Dans sa pré­face à la réédi­tion de ce deux­ième jalon de l’œuvre de Willems, Paul Emond sig­nale qu’il forme avec Tout est réel ici, Blessures et La chronique du cygne « l’ensemble romanesque par lequel entre en lit­téra­ture celui qui, à par­tir de 1949, va devenir le mer­veilleux auteur dra­ma­tique que l’on sait ». L’herbe qui trem­ble (1942) est un texte sig­ni­fi­catif pour la com­préhen­sion des thèmes de l’œuvre willem­si­enne qui, dans sa forme, est loin de la con­ti­nu­ité nar­ra­tive qui car­ac­térise la plu­part du temps la fic­tion romanesque. Éduqué dès son enfance  par la lec­ture du Télé­maque de Fénelon, comme le fut sa mère, la roman­cière Marie Gev­ers, Paul Willems a été forte­ment mar­qué par les con­tes de Grimm et d’Andersen. L’influence du paysage et de la nature, du Bas-Escaut, du domaine famil­ial de Mis­sem­bourg, de la mer et des voy­ages fréquents qu’il effec­tua donne nais­sance à un réser­voir de sen­sa­tions, d’images et une per­cep­tion phénoménologique du vivant : plantes, météorolo­gies divers­es, ani­maux ou psy­cholo­gie humaine.

Sa médi­ta­tion sur la vie et sa per­cep­tion du monde s’expriment dans une langue intel­li­gente et limpi­de, par­fois proche ici de celle d’un Robert Walser.

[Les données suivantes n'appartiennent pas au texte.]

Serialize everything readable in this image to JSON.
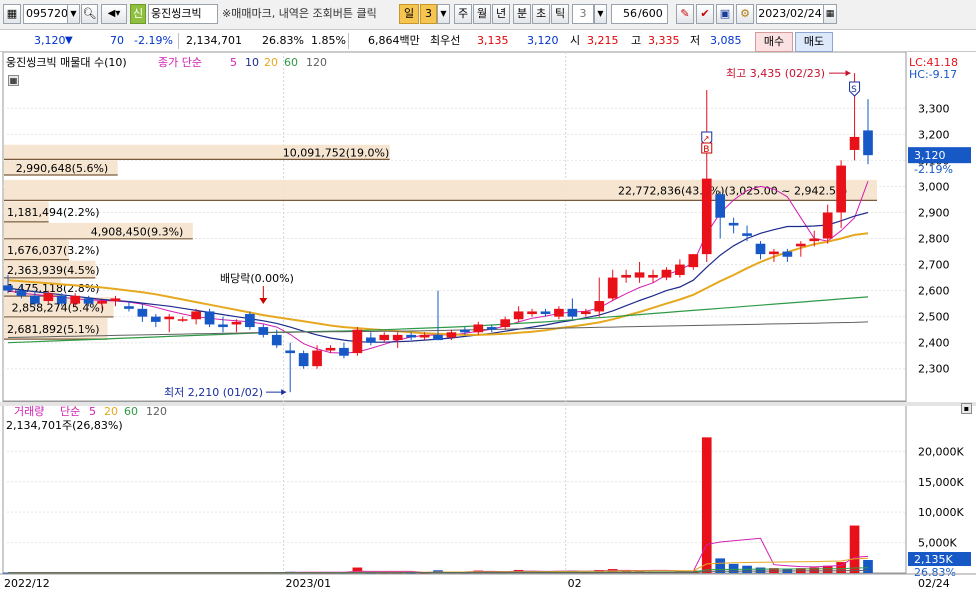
{
  "toolbar": {
    "code": "095720",
    "name_badge": "신",
    "name": "웅진씽크빅",
    "notice": "※매매마크, 내역은 조회버튼 클릭",
    "period_sel": "일",
    "period_num": "3",
    "periods": [
      "주",
      "월",
      "년",
      "분",
      "초",
      "틱"
    ],
    "tick_num": "3",
    "count": "56",
    "count_total": "/600",
    "date": "2023/02/24"
  },
  "quote": {
    "price": "3,120",
    "arrow": "▼",
    "change": "70",
    "change_pct": "-2.19%",
    "volume": "2,134,701",
    "turnover_pct": "26.83%",
    "pct2": "1.85%",
    "amount": "6,864백만",
    "best_label": "최우선",
    "best_ask": "3,135",
    "best_bid": "3,120",
    "open_label": "시",
    "open": "3,215",
    "high_label": "고",
    "high": "3,335",
    "low_label": "저",
    "low": "3,085",
    "buy_label": "매수",
    "sell_label": "매도"
  },
  "price_panel": {
    "legend_stock": "웅진씽크빅 매물대 수(10)",
    "legend_ma": "종가 단순",
    "ma_periods": [
      "5",
      "10",
      "20",
      "60",
      "120"
    ],
    "lc_label": "LC:41.18",
    "hc_label": "HC:-9.17",
    "current_price": "3,120",
    "current_change": "-2.19%",
    "y_ticks": [
      "3,300",
      "3,200",
      "3,100",
      "3,000",
      "2,900",
      "2,800",
      "2,700",
      "2,600",
      "2,500",
      "2,400",
      "2,300"
    ],
    "high_annot": "최고 3,435 (02/23)",
    "low_annot": "최저 2,210 (01/02)",
    "dividend_annot": "배당락(0.00%)",
    "markers": {
      "sell": "S",
      "buy": "B"
    }
  },
  "volume_profile": [
    {
      "label": "10,091,752(19.0%)",
      "lo": 3100,
      "hi": 3160,
      "pct": 19.0
    },
    {
      "label": "2,990,648(5.6%)",
      "lo": 3040,
      "hi": 3100,
      "pct": 5.6
    },
    {
      "label": "22,772,836(43.0%)(3,025.00 ~ 2,942.50)",
      "lo": 2942.5,
      "hi": 3025,
      "pct": 43.0
    },
    {
      "label": "1,181,494(2.2%)",
      "lo": 2860,
      "hi": 2942.5,
      "pct": 2.2
    },
    {
      "label": "4,908,450(9.3%)",
      "lo": 2795,
      "hi": 2860,
      "pct": 9.3
    },
    {
      "label": "1,676,037(3.2%)",
      "lo": 2715,
      "hi": 2795,
      "pct": 3.2
    },
    {
      "label": "2,363,939(4.5%)",
      "lo": 2645,
      "hi": 2715,
      "pct": 4.5
    },
    {
      "label": "1,475,118(2.8%)",
      "lo": 2575,
      "hi": 2645,
      "pct": 2.8
    },
    {
      "label": "2,858,274(5.4%)",
      "lo": 2495,
      "hi": 2575,
      "pct": 5.4
    },
    {
      "label": "2,681,892(5.1%)",
      "lo": 2410,
      "hi": 2495,
      "pct": 5.1
    }
  ],
  "volume_panel": {
    "legend": "거래량",
    "legend_ma": "단순",
    "ma_periods": [
      "5",
      "20",
      "60",
      "120"
    ],
    "current_label": "2,134,701주(26,83%)",
    "y_ticks": [
      "20,000K",
      "15,000K",
      "10,000K",
      "5,000K"
    ],
    "current_value": "2,135K",
    "current_pct": "26.83%"
  },
  "x_labels": [
    "2022/12",
    "2023/01",
    "02",
    "02/24"
  ],
  "colors": {
    "up": "#e8111a",
    "down": "#1558c6",
    "ma5": "#d21fb3",
    "ma10": "#1c2b8c",
    "ma20": "#e6a81e",
    "ma60": "#2e9a47",
    "ma120": "#606060",
    "profile": "#f5e3cc"
  },
  "chart_data": {
    "type": "candlestick",
    "ylim": [
      2180,
      3470
    ],
    "volume_ylim": [
      0,
      24000
    ],
    "candles": [
      {
        "o": 2620,
        "h": 2660,
        "l": 2590,
        "c": 2600
      },
      {
        "o": 2600,
        "h": 2620,
        "l": 2570,
        "c": 2580
      },
      {
        "o": 2580,
        "h": 2600,
        "l": 2540,
        "c": 2550
      },
      {
        "o": 2560,
        "h": 2600,
        "l": 2550,
        "c": 2590
      },
      {
        "o": 2580,
        "h": 2590,
        "l": 2540,
        "c": 2550
      },
      {
        "o": 2550,
        "h": 2590,
        "l": 2540,
        "c": 2580
      },
      {
        "o": 2570,
        "h": 2580,
        "l": 2540,
        "c": 2550
      },
      {
        "o": 2550,
        "h": 2570,
        "l": 2530,
        "c": 2560
      },
      {
        "o": 2560,
        "h": 2580,
        "l": 2540,
        "c": 2570
      },
      {
        "o": 2540,
        "h": 2560,
        "l": 2520,
        "c": 2530
      },
      {
        "o": 2530,
        "h": 2550,
        "l": 2480,
        "c": 2500
      },
      {
        "o": 2500,
        "h": 2510,
        "l": 2460,
        "c": 2480
      },
      {
        "o": 2490,
        "h": 2510,
        "l": 2440,
        "c": 2500
      },
      {
        "o": 2490,
        "h": 2500,
        "l": 2480,
        "c": 2490
      },
      {
        "o": 2490,
        "h": 2530,
        "l": 2470,
        "c": 2520
      },
      {
        "o": 2520,
        "h": 2530,
        "l": 2460,
        "c": 2470
      },
      {
        "o": 2470,
        "h": 2500,
        "l": 2440,
        "c": 2460
      },
      {
        "o": 2470,
        "h": 2490,
        "l": 2440,
        "c": 2480
      },
      {
        "o": 2510,
        "h": 2520,
        "l": 2450,
        "c": 2460
      },
      {
        "o": 2460,
        "h": 2470,
        "l": 2420,
        "c": 2430
      },
      {
        "o": 2430,
        "h": 2450,
        "l": 2380,
        "c": 2390
      },
      {
        "o": 2370,
        "h": 2400,
        "l": 2210,
        "c": 2360
      },
      {
        "o": 2360,
        "h": 2370,
        "l": 2300,
        "c": 2310
      },
      {
        "o": 2310,
        "h": 2390,
        "l": 2300,
        "c": 2370
      },
      {
        "o": 2370,
        "h": 2390,
        "l": 2360,
        "c": 2380
      },
      {
        "o": 2380,
        "h": 2400,
        "l": 2340,
        "c": 2350
      },
      {
        "o": 2360,
        "h": 2460,
        "l": 2350,
        "c": 2450
      },
      {
        "o": 2420,
        "h": 2440,
        "l": 2390,
        "c": 2400
      },
      {
        "o": 2410,
        "h": 2440,
        "l": 2400,
        "c": 2430
      },
      {
        "o": 2410,
        "h": 2440,
        "l": 2380,
        "c": 2430
      },
      {
        "o": 2430,
        "h": 2440,
        "l": 2410,
        "c": 2420
      },
      {
        "o": 2420,
        "h": 2440,
        "l": 2410,
        "c": 2430
      },
      {
        "o": 2430,
        "h": 2600,
        "l": 2410,
        "c": 2410
      },
      {
        "o": 2420,
        "h": 2450,
        "l": 2410,
        "c": 2440
      },
      {
        "o": 2450,
        "h": 2460,
        "l": 2430,
        "c": 2440
      },
      {
        "o": 2440,
        "h": 2480,
        "l": 2430,
        "c": 2470
      },
      {
        "o": 2460,
        "h": 2470,
        "l": 2440,
        "c": 2450
      },
      {
        "o": 2460,
        "h": 2500,
        "l": 2450,
        "c": 2490
      },
      {
        "o": 2490,
        "h": 2540,
        "l": 2480,
        "c": 2520
      },
      {
        "o": 2510,
        "h": 2530,
        "l": 2500,
        "c": 2520
      },
      {
        "o": 2520,
        "h": 2530,
        "l": 2500,
        "c": 2510
      },
      {
        "o": 2500,
        "h": 2540,
        "l": 2490,
        "c": 2530
      },
      {
        "o": 2530,
        "h": 2570,
        "l": 2490,
        "c": 2500
      },
      {
        "o": 2510,
        "h": 2530,
        "l": 2500,
        "c": 2520
      },
      {
        "o": 2520,
        "h": 2650,
        "l": 2500,
        "c": 2560
      },
      {
        "o": 2570,
        "h": 2680,
        "l": 2560,
        "c": 2650
      },
      {
        "o": 2650,
        "h": 2680,
        "l": 2630,
        "c": 2660
      },
      {
        "o": 2650,
        "h": 2710,
        "l": 2630,
        "c": 2670
      },
      {
        "o": 2650,
        "h": 2680,
        "l": 2630,
        "c": 2660
      },
      {
        "o": 2650,
        "h": 2690,
        "l": 2640,
        "c": 2680
      },
      {
        "o": 2660,
        "h": 2720,
        "l": 2650,
        "c": 2700
      },
      {
        "o": 2690,
        "h": 2740,
        "l": 2680,
        "c": 2740
      },
      {
        "o": 2740,
        "h": 3370,
        "l": 2710,
        "c": 3030
      },
      {
        "o": 2970,
        "h": 2980,
        "l": 2800,
        "c": 2880
      },
      {
        "o": 2860,
        "h": 2880,
        "l": 2820,
        "c": 2850
      },
      {
        "o": 2820,
        "h": 2850,
        "l": 2790,
        "c": 2810
      },
      {
        "o": 2780,
        "h": 2790,
        "l": 2720,
        "c": 2740
      },
      {
        "o": 2740,
        "h": 2760,
        "l": 2710,
        "c": 2750
      },
      {
        "o": 2750,
        "h": 2760,
        "l": 2710,
        "c": 2730
      },
      {
        "o": 2770,
        "h": 2790,
        "l": 2730,
        "c": 2780
      },
      {
        "o": 2790,
        "h": 2830,
        "l": 2770,
        "c": 2800
      },
      {
        "o": 2800,
        "h": 2930,
        "l": 2780,
        "c": 2900
      },
      {
        "o": 2900,
        "h": 3100,
        "l": 2840,
        "c": 3080
      },
      {
        "o": 3140,
        "h": 3435,
        "l": 3100,
        "c": 3190
      },
      {
        "o": 3215,
        "h": 3335,
        "l": 3085,
        "c": 3120
      }
    ],
    "volume": [
      60,
      50,
      40,
      50,
      40,
      40,
      40,
      40,
      40,
      40,
      60,
      50,
      40,
      40,
      60,
      40,
      40,
      40,
      50,
      50,
      120,
      200,
      140,
      100,
      90,
      70,
      900,
      80,
      100,
      90,
      70,
      60,
      450,
      150,
      130,
      400,
      200,
      250,
      500,
      200,
      180,
      350,
      400,
      150,
      500,
      650,
      400,
      300,
      250,
      250,
      300,
      400,
      22300,
      2400,
      1500,
      1200,
      900,
      800,
      700,
      800,
      900,
      1200,
      1800,
      7800,
      2135
    ],
    "ma": {
      "ma5": [
        2600,
        2590,
        2585,
        2580,
        2575,
        2568,
        2565,
        2562,
        2560,
        2556,
        2548,
        2536,
        2522,
        2510,
        2500,
        2494,
        2488,
        2484,
        2480,
        2472,
        2460,
        2432,
        2396,
        2376,
        2362,
        2360,
        2364,
        2378,
        2394,
        2410,
        2422,
        2428,
        2430,
        2430,
        2436,
        2444,
        2452,
        2464,
        2480,
        2494,
        2502,
        2512,
        2518,
        2520,
        2534,
        2562,
        2588,
        2612,
        2630,
        2660,
        2680,
        2706,
        2820,
        2898,
        2948,
        2984,
        3000,
        2990,
        2960,
        2880,
        2800,
        2790,
        2830,
        2880,
        3020
      ],
      "ma10": [
        2610,
        2602,
        2596,
        2590,
        2584,
        2578,
        2572,
        2566,
        2562,
        2558,
        2552,
        2546,
        2540,
        2532,
        2524,
        2516,
        2508,
        2500,
        2492,
        2484,
        2474,
        2460,
        2444,
        2430,
        2418,
        2410,
        2404,
        2402,
        2402,
        2404,
        2406,
        2410,
        2414,
        2418,
        2424,
        2430,
        2436,
        2444,
        2452,
        2460,
        2468,
        2478,
        2486,
        2496,
        2506,
        2522,
        2542,
        2562,
        2580,
        2600,
        2614,
        2640,
        2690,
        2736,
        2772,
        2800,
        2820,
        2834,
        2846,
        2846,
        2848,
        2852,
        2868,
        2886,
        2900
      ],
      "ma20": [
        2640,
        2636,
        2632,
        2628,
        2624,
        2620,
        2616,
        2612,
        2606,
        2600,
        2594,
        2586,
        2576,
        2566,
        2556,
        2546,
        2536,
        2526,
        2516,
        2506,
        2498,
        2490,
        2482,
        2474,
        2466,
        2460,
        2456,
        2452,
        2448,
        2444,
        2440,
        2436,
        2434,
        2432,
        2430,
        2430,
        2432,
        2434,
        2438,
        2442,
        2448,
        2456,
        2462,
        2470,
        2478,
        2490,
        2504,
        2518,
        2534,
        2550,
        2566,
        2584,
        2610,
        2636,
        2660,
        2686,
        2710,
        2730,
        2748,
        2764,
        2778,
        2788,
        2800,
        2814,
        2820
      ],
      "ma60": [
        2400,
        2402,
        2404,
        2406,
        2408,
        2410,
        2412,
        2414,
        2416,
        2418,
        2420,
        2422,
        2424,
        2426,
        2428,
        2430,
        2432,
        2434,
        2436,
        2438,
        2440,
        2441,
        2442,
        2443,
        2444,
        2445,
        2446,
        2448,
        2450,
        2452,
        2454,
        2456,
        2458,
        2460,
        2462,
        2465,
        2468,
        2471,
        2474,
        2477,
        2480,
        2484,
        2488,
        2492,
        2496,
        2500,
        2504,
        2508,
        2512,
        2516,
        2520,
        2524,
        2528,
        2532,
        2536,
        2540,
        2544,
        2548,
        2552,
        2556,
        2560,
        2564,
        2568,
        2572,
        2576
      ],
      "ma120": [
        2420,
        2421,
        2422,
        2423,
        2424,
        2425,
        2426,
        2427,
        2428,
        2429,
        2430,
        2431,
        2432,
        2433,
        2434,
        2435,
        2436,
        2437,
        2438,
        2439,
        2440,
        2440,
        2441,
        2441,
        2442,
        2442,
        2443,
        2443,
        2444,
        2444,
        2445,
        2446,
        2447,
        2448,
        2449,
        2450,
        2451,
        2452,
        2453,
        2454,
        2455,
        2456,
        2457,
        2458,
        2459,
        2460,
        2461,
        2462,
        2463,
        2464,
        2465,
        2466,
        2467,
        2468,
        2469,
        2470,
        2471,
        2472,
        2473,
        2474,
        2475,
        2476,
        2477,
        2478,
        2480
      ]
    },
    "volume_ma": {
      "ma5": [
        50,
        48,
        46,
        46,
        44,
        42,
        42,
        42,
        40,
        40,
        44,
        46,
        46,
        48,
        50,
        48,
        44,
        44,
        44,
        44,
        60,
        92,
        112,
        122,
        130,
        124,
        280,
        268,
        268,
        266,
        266,
        80,
        160,
        172,
        174,
        246,
        266,
        226,
        300,
        320,
        266,
        296,
        326,
        276,
        356,
        410,
        420,
        400,
        420,
        430,
        340,
        300,
        4700,
        5100,
        5300,
        5500,
        5700,
        1360,
        1180,
        1060,
        1000,
        1100,
        1240,
        2600,
        2730
      ],
      "ma20": [
        50,
        50,
        50,
        50,
        50,
        50,
        50,
        50,
        50,
        50,
        50,
        50,
        50,
        50,
        50,
        50,
        50,
        50,
        50,
        50,
        55,
        62,
        68,
        72,
        76,
        78,
        120,
        122,
        126,
        130,
        134,
        134,
        156,
        160,
        164,
        180,
        188,
        198,
        220,
        228,
        236,
        250,
        268,
        274,
        294,
        324,
        340,
        350,
        360,
        370,
        376,
        386,
        1490,
        1606,
        1676,
        1732,
        1766,
        1800,
        1826,
        1850,
        1880,
        1922,
        1980,
        2340,
        2416
      ],
      "ma60": [
        40,
        40,
        40,
        40,
        40,
        40,
        40,
        40,
        40,
        40,
        40,
        40,
        40,
        40,
        40,
        40,
        40,
        40,
        40,
        40,
        42,
        44,
        46,
        48,
        50,
        52,
        66,
        68,
        70,
        72,
        74,
        76,
        82,
        84,
        86,
        92,
        96,
        100,
        108,
        112,
        116,
        120,
        126,
        130,
        136,
        146,
        152,
        156,
        160,
        164,
        168,
        172,
        540,
        580,
        600,
        620,
        640,
        650,
        660,
        670,
        680,
        690,
        700,
        820,
        850
      ],
      "ma120": [
        30,
        30,
        30,
        30,
        30,
        30,
        30,
        30,
        30,
        30,
        30,
        30,
        30,
        30,
        30,
        30,
        30,
        30,
        30,
        30,
        31,
        32,
        33,
        34,
        35,
        36,
        40,
        41,
        42,
        43,
        44,
        45,
        48,
        49,
        50,
        52,
        54,
        56,
        58,
        60,
        62,
        64,
        66,
        68,
        70,
        74,
        76,
        78,
        80,
        82,
        84,
        86,
        270,
        290,
        300,
        310,
        320,
        326,
        332,
        338,
        344,
        350,
        356,
        416,
        430
      ]
    }
  }
}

Ses mer­veilleuses descrip­tions de la nature n’ont rien à envi­er à celles d’un Adal­bert Stifter. Clé de voûte de l’imaginaire willem­sien, réc­it prim­i­tif au cœur de son écri­t­ure, L’herbe qui trem­ble est fait de plusieurs réc­its imbriqués où le nar­ra­teur scrute les liens affec­tifs entre des hommes et des femmes, pour la plu­part jeunes, en une sorte de fable de la créa­tion du monde et de la recherche du par­adis per­du. Du cou­ple orig­inel d’Adam et Ève, il passe aux divers­es rela­tions qui unis­sent  plusieurs per­son­nages, lui-même y com­pris, en dif­férentes con­trées, au cours de divers voy­ages à tra­vers l’Europe, en une longue médi­ta­tion dif­frac­tée sur le réel et la réal­ité, la cru­auté ou l’insignifiance du monde, la recherche poé­tique de l’origine.

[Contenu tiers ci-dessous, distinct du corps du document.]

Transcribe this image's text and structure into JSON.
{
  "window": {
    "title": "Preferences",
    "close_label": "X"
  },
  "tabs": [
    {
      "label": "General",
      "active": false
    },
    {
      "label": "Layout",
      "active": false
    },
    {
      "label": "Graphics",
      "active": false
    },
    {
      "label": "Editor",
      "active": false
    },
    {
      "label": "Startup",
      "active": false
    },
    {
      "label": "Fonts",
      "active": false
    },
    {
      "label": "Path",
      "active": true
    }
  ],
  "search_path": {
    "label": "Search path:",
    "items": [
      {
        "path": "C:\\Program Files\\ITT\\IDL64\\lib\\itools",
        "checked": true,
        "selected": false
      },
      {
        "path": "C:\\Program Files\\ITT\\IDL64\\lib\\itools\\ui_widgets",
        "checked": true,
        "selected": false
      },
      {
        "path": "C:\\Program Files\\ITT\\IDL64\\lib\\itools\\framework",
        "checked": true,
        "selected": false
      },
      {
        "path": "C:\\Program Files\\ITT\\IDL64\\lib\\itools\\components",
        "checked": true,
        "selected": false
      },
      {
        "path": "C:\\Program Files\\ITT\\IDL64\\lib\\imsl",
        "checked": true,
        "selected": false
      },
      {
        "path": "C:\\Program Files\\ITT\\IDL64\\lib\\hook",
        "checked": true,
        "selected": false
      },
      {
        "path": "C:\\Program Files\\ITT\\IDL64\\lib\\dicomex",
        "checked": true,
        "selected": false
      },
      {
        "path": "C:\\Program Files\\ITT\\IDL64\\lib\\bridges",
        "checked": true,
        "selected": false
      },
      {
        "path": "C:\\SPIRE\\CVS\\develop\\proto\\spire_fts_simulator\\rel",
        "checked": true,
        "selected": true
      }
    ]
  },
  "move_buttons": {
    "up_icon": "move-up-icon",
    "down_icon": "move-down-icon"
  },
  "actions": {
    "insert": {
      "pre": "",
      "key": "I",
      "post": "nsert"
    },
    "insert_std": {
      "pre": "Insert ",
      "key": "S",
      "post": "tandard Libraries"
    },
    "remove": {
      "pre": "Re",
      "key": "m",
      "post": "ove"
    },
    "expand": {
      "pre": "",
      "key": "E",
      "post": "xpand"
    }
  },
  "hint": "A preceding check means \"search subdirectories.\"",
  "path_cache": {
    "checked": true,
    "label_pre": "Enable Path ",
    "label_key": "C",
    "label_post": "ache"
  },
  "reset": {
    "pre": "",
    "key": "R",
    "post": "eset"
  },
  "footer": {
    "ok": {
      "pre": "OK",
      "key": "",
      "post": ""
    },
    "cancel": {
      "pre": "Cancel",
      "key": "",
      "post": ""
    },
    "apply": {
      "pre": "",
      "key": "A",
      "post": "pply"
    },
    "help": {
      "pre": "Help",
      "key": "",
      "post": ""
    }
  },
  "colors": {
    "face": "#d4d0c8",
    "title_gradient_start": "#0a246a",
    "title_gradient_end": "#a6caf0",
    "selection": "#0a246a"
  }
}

Plusieurs champs métaphoriques sont con­vo­qués. L’unité orig­inelle est représen­tée par une tasse de porce­laine très fine, bleutée, dont un acci­dent a répan­du partout des éclats, des débris, qui par­fois sont aus­si vastes que des paysages entiers. À la foudre qui émi­et­ta l’unité d’un monde à peine créé, métaphore d’une cat­a­stro­phe ini­tiale, Willems fait répon­dre le coup de foudre amoureux, qui boule­verse et ori­ente les des­tins indi­vidu­els. Comme si aimer était, avec l’écriture, le voy­age et la mer, des moyens de déjouer à la fois notre  damna­tion du par­adis ter­restre et le seul moyen de rompre avec une réal­ité prosaïque pour retrou­ver le sens de l’émerveillement des orig­ines.

L’orage, le tor­rent, la mer, ou l’élément liq­uide, indiquent l’énormité, la total­ité, la divinité, la cat­a­stro­phe, le fatum. La forêt, la terre, la ville, la mai­son, les ruines, élé­ments solides, sont  au con­traire le lieu du bor­nage, du viable à la mesure de la fragilité humaine. La neige, la lumière, les ciels, le vent et les météorolo­gies, les voy­ages et les déplace­ments sont ici des élé­ments aériens, dis­ant le flux de la vie, qui don­nent une pro­fondeur aux méta­mor­phoses affec­tives de l’être humain.

Chez Paul Willems, la pureté idéale s’élève jusqu’au sub­lime ou s’effondre dans le trag­ique. Le désir, le néant et la poésie sont au cœur de cette œuvre, qui, dans ce réc­it fab­uleux et dif­frac­té, par­le de « la quête, en ce monde actuel de plus en plus morne, prosaïque et minéral, des débris de par­adis qui le parsè­ment encore et qui témoignent, ne serait-ce qu’un instant, de la beauté mythique et de l’énergie des orig­ines » (Paul Emond). Car nous sommes for­més de richess­es trans­par­entes et impal­pa­bles.